In an attempt to promote India’s transition to a goods and services tax (GST) system, the 13th Finance Commission is open to compensating states fretful that the move would lead to a decline in their revenue.
Accommodating: Vijay Kelkar. Shabaz Khan / PTI
The commission, a statutory body appointed to recommend the proportion in which tax revenues are to be shared between the Centre and the states, “is willing to consider providing for compensation in order to advance the implementation of a ‘flawless’ GST”, chairman Vijay Kelkar said on Monday. The introduction of GST is expected to boost India’s gross domestic product by 1.4% annually, or about Rs73,000 crore, Kelkar said in a written copy of his speech to industry body Associated Chambers of Commerce and Industry of India, or Assocham.
The previous government proposed introducing GST from 1 April in an attempt to integrate the states into one common market and reduce costs for businesses that are now taxed at least once when they source supplies from outside the state where they are situated.

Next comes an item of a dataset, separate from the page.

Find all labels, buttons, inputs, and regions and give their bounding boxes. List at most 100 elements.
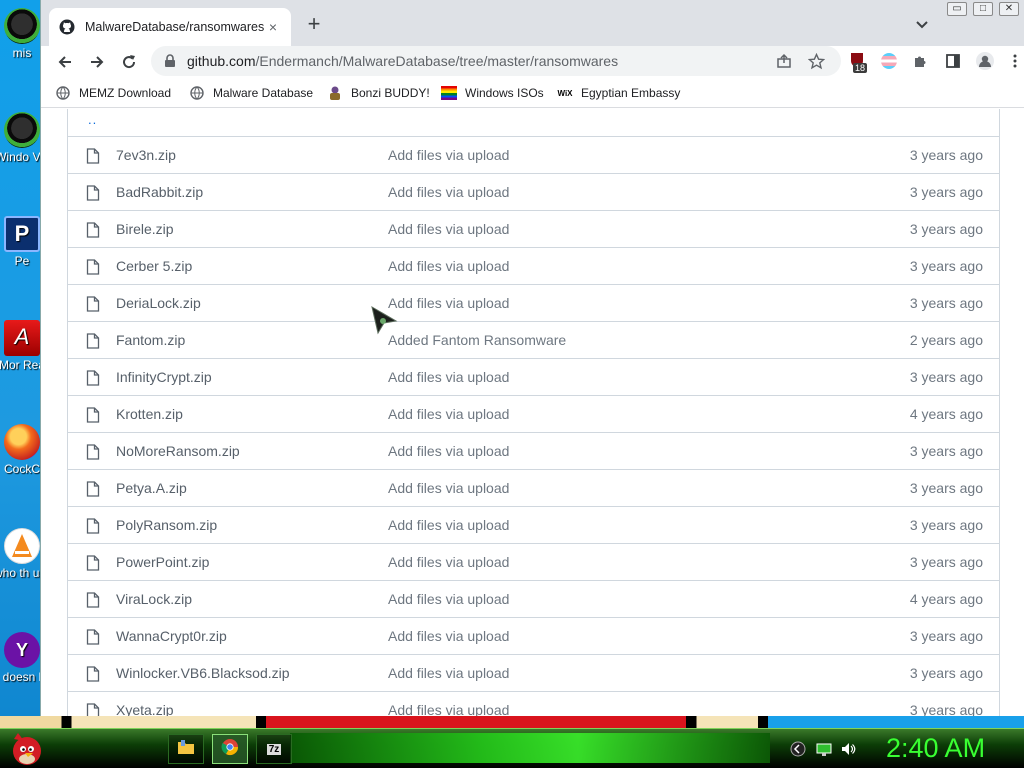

Kelkar also suggested that housing, construction and railways be included in the proposed GST to increase the tax base and enhance collections.
“I would urge that the construction and housing sectors be included in the GST base, either immediately or during a subsequent phase,” Kelkar said.
The construction sector is a significant contributor to the economy and housing expenditure dominates personal consumption so the two sectors would increase the tax base, he added.